The JAK inhibitor ruxolitinib may improve overall survival in patients with metastatic pancreatic cancer characterized by an elevated CRP, a well-established marker of inflammation.
The JAK inhibitor ruxolitinib may improve overall survival in patients with metastatic pancreatic cancer characterized by an elevated C-reactive protein (CRP), a well-established marker of inflammation.
Data from a phase II study of ruxolitinib or placebo with capecitabine, also known as the RECAP study (abstract 4000), were presented by Herbert Hurwitz, MD, of the Duke University Medical Center in Durham, North Carolina, at the 2014 American Society of Clinical Oncology (ASCO) Annual Meeting, held May 30–June 3 in Chicago.

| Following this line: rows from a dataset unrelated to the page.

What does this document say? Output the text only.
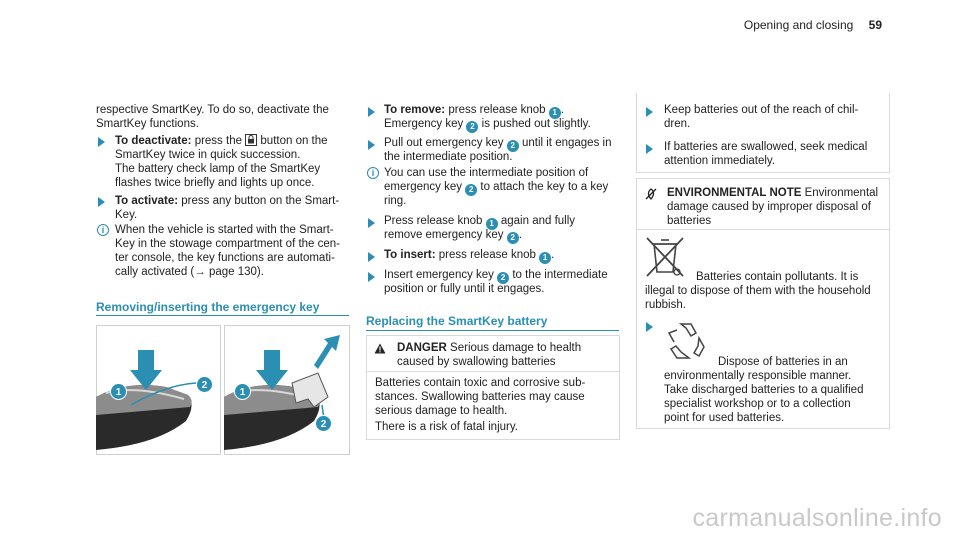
Opening and closing 59
respective SmartKey. To do so, deactivate the
SmartKey functions.
To deactivate: press the button on the
SmartKey twice in quick succession.
The battery check lamp of the SmartKey
flashes twice briefly and lights up once.
To activate: press any button on the Smart-
Key.
i When the vehicle is started with the Smart-
Key in the stowage compartment of the cen-
ter console, the key functions are automati-
cally activated (→ page 130).
Removing/inserting the emergency key
1
2
1
2
To remove: press release knob 1 .
Emergency key 2 is pushed out slightly.
Pull out emergency key 2 until it engages in
the intermediate position.
i You can use the intermediate position of
emergency key 2 to attach the key to a key
ring.
Press release knob 1 again and fully
remove emergency key 2 .
To insert: press release knob 1 .
Insert emergency key 2 to the intermediate
position or fully until it engages.
Replacing the SmartKey battery
DANGER Serious damage to health
caused by swallowing batteries
Batteries contain toxic and corrosive sub-
stances. Swallowing batteries may cause
serious damage to health.
There is a risk of fatal injury.
Keep batteries out of the reach of chil-
dren.
If batteries are swallowed, seek medical
attention immediately.
ENVIRONMENTAL NOTE Environmental
damage caused by improper disposal of
batteries
Batteries contain pollutants. It is
illegal to dispose of them with the household
rubbish.
Dispose of batteries in an
environmentally responsible manner.
Take discharged batteries to a qualified
specialist workshop or to a collection
point for used batteries.
carmanualsonline.info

“These data support the role of inflammation in cancer and the JAK-STAT pathway as a novel and clinically important therapeutic target in metastatic pancreatic cancer,” Hurwitz said.
The majority of patients with pancreatic cancer have evidence of systemic inflammation manifested by elevated levels of multiple cytokines. Ruxolitinib is a JAK1/2 inhibitor that blocks signaling mediated by multiple inflammatory cytokines. Elevated levels of cytokines are often a marker of systemic inflammation present in a majority of patients with pancreatic cancer.
“Previous reports in preclinical models of pancreatic cancer have shown that ruxolitinib demonstrated antitumor activity in combination with capecitabine in xenograft models of pancreatic cancer,” Hurwitz said.
In this study, patients with histologically confirmed metastatic pancreatic cancer were randomly assigned to ruxolitinib/capecitabine (n = 64) or placebo/capecitabine (n = 63). The patients had a median age of about 67 years.
Results of the primary endpoint analysis showed that patients assigned to ruxolitinib/capecitabine had a median overall survival of 136.5 days compared with 129.5 days for patients assigned placebo/capecitabine (hazard ratio [HR] = 0.79; 95% confidence interval [CI], 0.53–1.18; P = .25).
Subgroup analyses looking at systemic inflammation markers showed that CRP had a high level of predictive importance in this patient population. Patients with a CRP greater than 13 mg/L who were assigned to ruxolitinib/capecitabine had a median overall survival of 83 days compared with 55 days for the placebo group (HR = 0.47; 95% CI, 0.26–0.85; P = .01).
The researchers also performed a preplanned analysis to see if baseline characteristics of patients with a high CRP affected the overall survival results. After adjusting for age, lactate dehydrogenase, albumin, liver and lung metastases, performance status, sex, and prior treatments, the HR remained 0.50 (95% CI, 0.26–0.96).
Next, the researchers conducted an analysis of overall survival using the modified Glasgow Prognostic Score (mGPS), a clinical measure of inflammation in cancer that has been shown to have independent prognostic value. Patients with a CRP of 10 mg/L or less have an mGPS score of 0; a CRP of 10 mg/L or more and albumin of 35 g/L or more, an mGPS of 1; and CRP of 10 mg/L or more and albumin of less than 35 g/L, an mGPS of 2.
Patients with an mGPS of 1 or 2 who were assigned ruxolitinib, indicating a CRP of more than 10 mg/L, had a significantly improved overall survival compared with patients assigned to placebo (HR = 0.60; 95% CI, 0.35–1.03). In comparing the patients with an mGPS of 1 or 2 distinguishing by albumin levels, patients with an mGPS of 2 assigned ruxolitinib had a significantly improved overall survival compared with placebo (HR = 0.49; 95% CI, 0.23–1.07), but no significant advantage was seen in patients with an mGPS of 1.
No significant difference was found between the groups for progression-free survival, even when patients with elevated CRP were examined. Overall, ruxolitinib was well tolerated.
“Phase III programs in pancreatic cancer have been initiated, and exploratory phase II studies have been initiated in other diseases showing signs of onco-inflammation,” Hurwitz said.